Ampliar o acesso à energia elétrica ainda é um desafio na Amazônia. Enquanto as concessionárias enfrentam dificuldades logísticas e operacionais para chegar aos pontos mais distantes, as próprias comunidades têm buscado alternativas de fornecimento. Na Ilha das Cinzas, localizada no município de Gurupá, no Arquipélago do Marajó, a solução encontrada foi o desenvolvimento de projetos com energia solar fotovoltaica.
Na localidade, a única forma de ter energia elétrica em casa era com a compra de motores alimentados com diesel ou gasolina. Com grande parte da comunidade ribeirinha sem condições financeiras de investir nesse tipo de solução, a realidade dos moradores era marcada por uma série de restrições que prejudicavam o acesso até aos recursos mais básicos.
“Pegávamos os baldes, enchíamos e carregávamos para casa, onde tratávamos com cloro. Tínhamos que fazer isso para todos os nossos afazeres, desde tomar banho até lavar louça e roupas. Ficávamos indo buscar água praticamente o dia todo. Quando surgiram os painéis solares, tudo mudou”, contou ao Ecoa a moradora da ilha, Antônia de Fátima Queiroz.

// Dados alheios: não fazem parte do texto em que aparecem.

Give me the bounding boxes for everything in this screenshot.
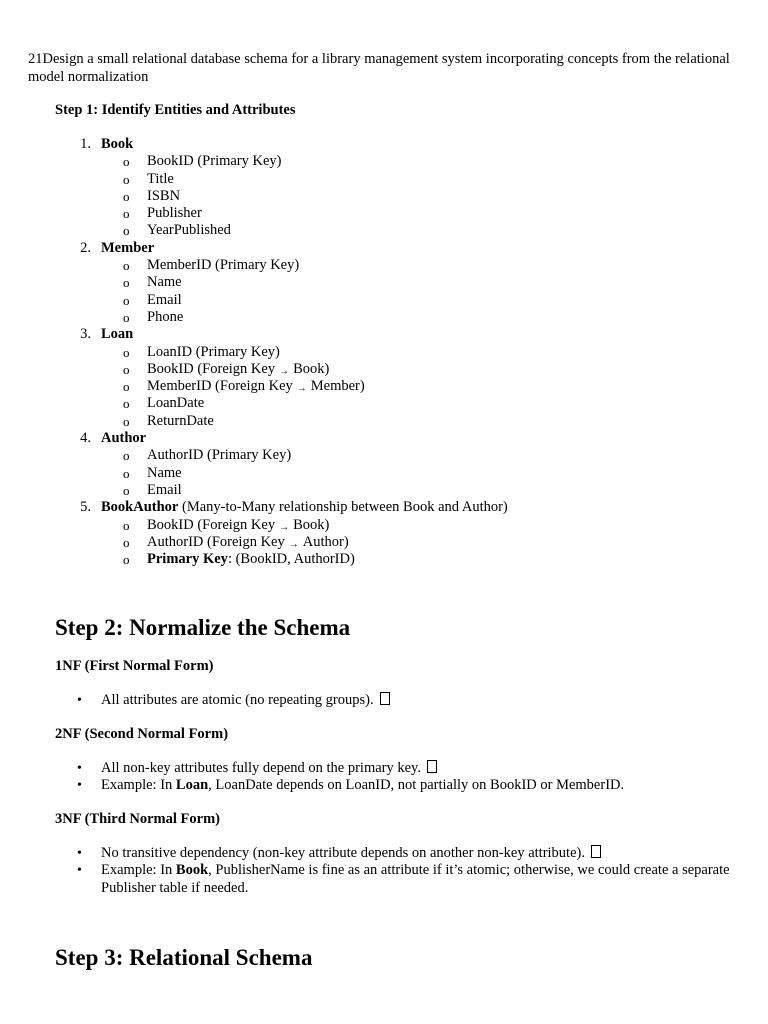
bullet-icon: o	[123, 258, 130, 274]
entity-number: 4.	[80, 430, 91, 447]
nf1-list	[55, 692, 735, 709]
bullet-icon: o	[123, 344, 130, 360]
attribute-item	[55, 292, 508, 309]
entity-header	[55, 430, 508, 447]
missing-glyph-icon	[591, 845, 601, 858]
attribute-text: BookID (Primary Key)	[147, 153, 282, 170]
attribute-text: : (BookID, AuthorID)	[227, 551, 355, 568]
entity-number: 1.	[80, 136, 91, 152]
entity-header	[55, 326, 508, 343]
attribute-text: ISBN	[147, 187, 181, 204]
step3-heading: Step 3: Relational Schema	[55, 945, 313, 970]
attribute-text: ReturnDate	[147, 412, 214, 429]
bullet-icon: o	[123, 448, 130, 464]
entity-name: Author	[101, 430, 147, 447]
attribute-item	[55, 413, 508, 430]
attribute-item	[55, 551, 508, 568]
attribute-item	[55, 378, 508, 395]
attribute-text: Publisher	[147, 205, 202, 222]
attribute-text: LoanDate	[147, 395, 205, 412]
attribute-text: BookID (Foreign Key	[147, 360, 276, 377]
nf3-list	[55, 845, 735, 897]
attribute-item	[55, 153, 508, 170]
attribute-bold: Primary Key	[147, 551, 228, 568]
bullet-icon: o	[123, 465, 130, 481]
bullet-icon: o	[123, 171, 130, 187]
bullet-icon: o	[123, 361, 130, 377]
entity-header	[55, 499, 508, 516]
nf-list-item	[55, 692, 735, 709]
attribute-item	[55, 447, 508, 464]
attribute-text: AuthorID (Primary Key)	[147, 447, 292, 464]
attribute-text: Name	[147, 274, 182, 291]
attribute-item	[55, 482, 508, 499]
entity-description: (Many-to-Many relationship between Book and Author)	[178, 499, 508, 516]
attribute-item	[55, 517, 508, 534]
attribute-text: AuthorID (Foreign Key	[147, 533, 285, 550]
bullet-icon: •	[77, 693, 82, 708]
entity-name: Book	[101, 136, 134, 152]
bullet-icon: o	[123, 292, 130, 308]
bullet-icon: o	[123, 534, 130, 550]
entity-name: BookAuthor	[101, 499, 179, 516]
item-bold: Book	[175, 862, 209, 879]
attribute-item	[55, 257, 508, 274]
attribute-item	[55, 534, 508, 551]
arrow-icon: →	[279, 521, 290, 533]
attribute-text: Phone	[147, 308, 184, 325]
attribute-text: MemberID (Primary Key)	[147, 257, 300, 274]
entity-name: Loan	[101, 326, 134, 343]
item-text: No transitive dependency (non-key attribute depends on another non-key attribute).	[101, 845, 585, 861]
attribute-item	[55, 171, 508, 188]
item-text: All attributes are atomic (no repeating groups).	[101, 692, 374, 708]
bullet-icon: o	[123, 309, 130, 325]
attribute-target: Member)	[310, 378, 365, 395]
item-bold: Loan	[175, 777, 209, 794]
attribute-text: Email	[147, 291, 182, 308]
entity-header	[55, 240, 508, 257]
entities-list	[55, 136, 508, 568]
attribute-text: Email	[147, 481, 182, 498]
attribute-item	[55, 395, 508, 412]
step1-heading: Step 1: Identify Entities and Attributes	[55, 102, 296, 118]
nf3-heading: 3NF (Third Normal Form)	[55, 811, 220, 827]
nf-list-item	[55, 845, 735, 862]
bullet-icon: o	[123, 275, 130, 291]
nf1-heading: 1NF (First Normal Form)	[55, 658, 214, 674]
attribute-text: BookID (Foreign Key	[147, 516, 276, 533]
nf2-heading: 2NF (Second Normal Form)	[55, 726, 229, 742]
attribute-text: Title	[147, 170, 174, 187]
bullet-icon: o	[123, 188, 130, 204]
bullet-icon: o	[123, 206, 130, 222]
attribute-item	[55, 465, 508, 482]
item-text: , PublisherName is fine as an attribute if it’s atomic; otherwise, we could create a separate Publisher table if needed.	[101, 862, 730, 896]
entity-number: 5.	[80, 499, 91, 516]
nf-list-item	[55, 862, 735, 897]
bullet-icon: o	[123, 396, 130, 412]
arrow-icon: →	[279, 365, 290, 377]
attribute-target: Book)	[293, 516, 330, 533]
nf2-list	[55, 760, 735, 795]
nf-list-item	[55, 760, 735, 777]
attribute-text: Name	[147, 464, 182, 481]
bullet-icon: •	[77, 846, 82, 861]
bullet-icon: o	[123, 154, 130, 170]
entity-header	[55, 136, 508, 153]
entity-item	[55, 326, 508, 430]
bullet-icon: o	[123, 223, 130, 239]
bullet-icon: o	[123, 482, 130, 498]
attribute-item	[55, 222, 508, 239]
attribute-text: YearPublished	[147, 222, 231, 239]
question-text: 21Design a small relational database schema for a library management system incorporating concepts from the relational model normalization	[28, 51, 730, 85]
bullet-icon: •	[77, 863, 82, 879]
attribute-target: Book)	[293, 360, 330, 377]
entity-item	[55, 136, 508, 240]
item-text: All non-key attributes fully depend on the primary key.	[101, 760, 421, 776]
bullet-icon: o	[123, 413, 130, 429]
attribute-item	[55, 309, 508, 326]
attribute-item	[55, 205, 508, 222]
item-text: Example: In	[101, 862, 176, 879]
entity-item	[55, 240, 508, 326]
attribute-text: LoanID (Primary Key)	[147, 343, 280, 360]
bullet-icon: o	[123, 517, 130, 533]
entity-name: Member	[101, 239, 155, 256]
entity-item	[55, 499, 508, 568]
attribute-item	[55, 188, 508, 205]
entity-item	[55, 430, 508, 499]
attribute-text: MemberID (Foreign Key	[147, 378, 293, 395]
arrow-icon: →	[288, 538, 299, 550]
item-text: , LoanDate depends on LoanID, not partially on BookID or MemberID.	[208, 777, 625, 794]
bullet-icon: •	[77, 778, 82, 794]
arrow-icon: →	[296, 383, 307, 395]
attribute-item	[55, 274, 508, 291]
missing-glyph-icon	[380, 692, 390, 705]
step2-heading: Step 2: Normalize the Schema	[55, 615, 351, 640]
nf-list-item	[55, 777, 735, 794]
missing-glyph-icon	[427, 760, 437, 773]
item-text: Example: In	[101, 777, 176, 794]
bullet-icon: o	[123, 379, 130, 395]
bullet-icon: o	[123, 552, 130, 568]
attribute-target: Author)	[302, 533, 349, 550]
bullet-icon: •	[77, 761, 82, 776]
attribute-item	[55, 361, 508, 378]
entity-number: 2.	[80, 239, 91, 256]
entity-number: 3.	[80, 326, 91, 343]
attribute-item	[55, 344, 508, 361]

A rotina dela e de outros moradores mudou efetivamente em 2018, quando a Ilha das Cinzas foi beneficiada por um projeto financiado pela Fundação Honnold (EUA) para implantação de placas solares em toda a comunidade, mas com foco também na capacitação local para instalação e resolução de problemas dos sistemas.
“Agora, podemos usar uma batedeira para fazer o açaí, conseguimos fazer o chopp para uma renda extra, já que temos uma geladeira para armazenar os alimentos, podemos usar máquina de lavar e temos sistema de bombeamento de água. Hoje, é muito raro a gente ver alguém indo buscar água em baldes”, completa Antônia.
Para o presidente da ATAIC, Francisco Malheiros, as vantagens vão além das facilidades oferecidas pelos eletrodomésticos e alcançam o chamado uso social da tecnologia, utilizada como ferramenta para fortalecer a luta por direitos, como a soberania e a segurança alimentar.
“A gente sempre fala: energia por si só não resolve o problema. Tem que pensar nessas outras possibilidades que podem ser acessadas com a energia. E a partir dela discutir produção, gênero, juventude, sóciobiodiversidade, e aquecimento global. A energia não é para trazer evasão escolar ou violência, por exemplo”, destaca Francisco.
Apesar de ser um grande produtor e fornecer energia elétrica para todo o país, o Pará é o estado amazônico onde mais pessoas não têm acesso a esse recurso. Uma pesquisa do Instituto de Energia e Meio Ambiente (IEMA) mostra que 409.593 não são atendidos pelos serviços elétricos fornecidos pelas concessionárias, o que representa mais de 40% do total de 990.103 amazônidas sem o serviço.
Na avaliação do coordenador de projetos no IEMA, Ronaldo Baitelo, experiências como as da Ilha das Cinzas apontam caminhos para enfrentar o problemas, mas também chamam atenção para a necessidade de aprimorar as políticas públicas de energia a partir das particularidades da Amazônia, como as dimensões geográficas, as dificuldades de acesso e as necessidades das comunidades isoladas
“Há uma série de modelos que existem e podem ser replicados. Falta de certa forma um olhar mais carinhoso para as populações que estão em territórios isolados e um olhar mais estratégico do ponto de vista que a Amazônia é uma potência”, ressalta o especialista.